By Amanda Steeb
A blustery chilly day may be the reason you’re avoiding the outdoors. It’s also the reason you have the electricity you need to stay inside.
When you plug an appliance or device into a wall outlet, renewable resources are increasingly powering them up. Renewable energy resources such as wind and solar power have been added to the energy grid in recent years, including in Indiana. The U.S. Energy Information Administration reported that in 2019, annual energy consumption from renewables in the U.S. exceeded coal consumption for the first time in more than 130 years.
As technology has evolved, once expensive resources such as renewables and natural gas have diversified the nation’s power supply, including in Indiana. Currently, 38 electric co-ops in the Hoosier state use wind energy (tied for the third most co-ops in the country) while 39 Indiana electric co-ops use solar energy (the second highest total in the nation), according to the National Rural Electric Cooperative Association (NRECA).
This increasingly diverse power supply helps keep rates low by safeguarding against price volatility for any particular resource. If one resource becomes more expensive, other more competitive resources can ensure that families and businesses can seamlessly continue to have their energy needs met affordably.

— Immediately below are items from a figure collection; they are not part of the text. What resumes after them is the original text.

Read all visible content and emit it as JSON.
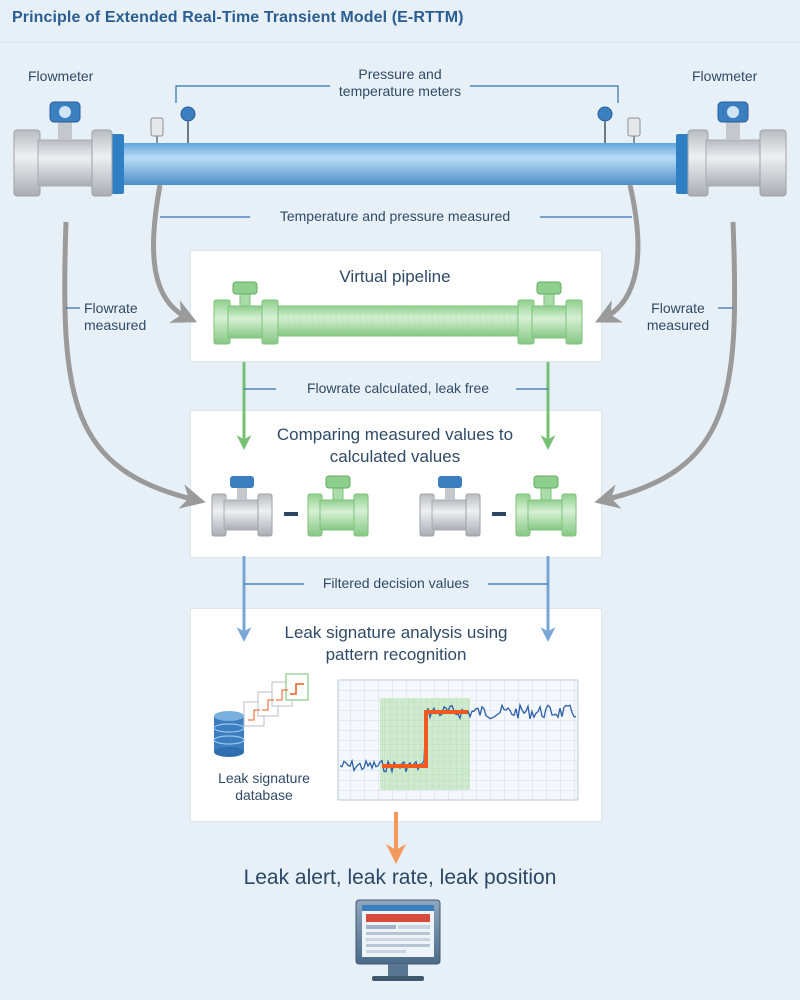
{
  "title": "Principle of Extended Real-Time Transient Model (E-RTTM)",
  "labels": {
    "flowmeter_left": "Flowmeter",
    "flowmeter_right": "Flowmeter",
    "pt_meters": "Pressure and temperature meters",
    "temp_pressure_measured": "Temperature and pressure measured",
    "flowrate_measured_left": "Flowrate measured",
    "flowrate_measured_right": "Flowrate measured",
    "flowrate_calculated": "Flowrate calculated, leak free",
    "filtered_values": "Filtered decision values",
    "leak_db": "Leak signature database"
  },
  "panels": {
    "virtual_pipeline": "Virtual pipeline",
    "comparing": "Comparing measured values to calculated values",
    "analysis": "Leak signature analysis using pattern recognition"
  },
  "output": "Leak alert, leak rate, leak position",
  "colors": {
    "pipe": "#8ec2ea",
    "flange": "#2f7fc4",
    "meter_gray": "#cfd3d7",
    "virtual_green": "#a9dca8",
    "arrow_gray": "#9a9a9a",
    "arrow_green": "#76c074",
    "arrow_blue": "#7aa6d4",
    "arrow_orange": "#f29a5c",
    "signal_orange": "#f05a1e",
    "signal_blue": "#2c5fa8"
  },
  "icons": [
    "flowmeter-icon",
    "pressure-sensor-icon",
    "temperature-sensor-icon",
    "database-icon",
    "document-stack-icon",
    "monitor-icon",
    "minus-sign"
  ]
}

Renewable energy resources also benefit the environment. More renewables replacing fossil fuel means that less carbon dioxide is emitted into the atmosphere, reducing everyone’s carbon footprint. This has even become an economic development tool for electric co-ops, which regularly work with businesses to offset their energy consumption with renewables to help them meet their sustainability goals. Community solar programs and additional options may even be available for residential members to take advantage of renewable resources.
Technology improvements can benefit you in other ways: your local electric cooperative may offer rebates for energy efficiency upgrades to your home or business that will lower your long-term energy use, saving you even more. All of these developments mean that when you plug an appliance or device into the wall, technology improvements combined with resources such as the sun and wind are doing more than ever to power your day.
AMANDA STEEB is director of marketing and communications at Kankakee Valley REMC in Wanatah, Indiana.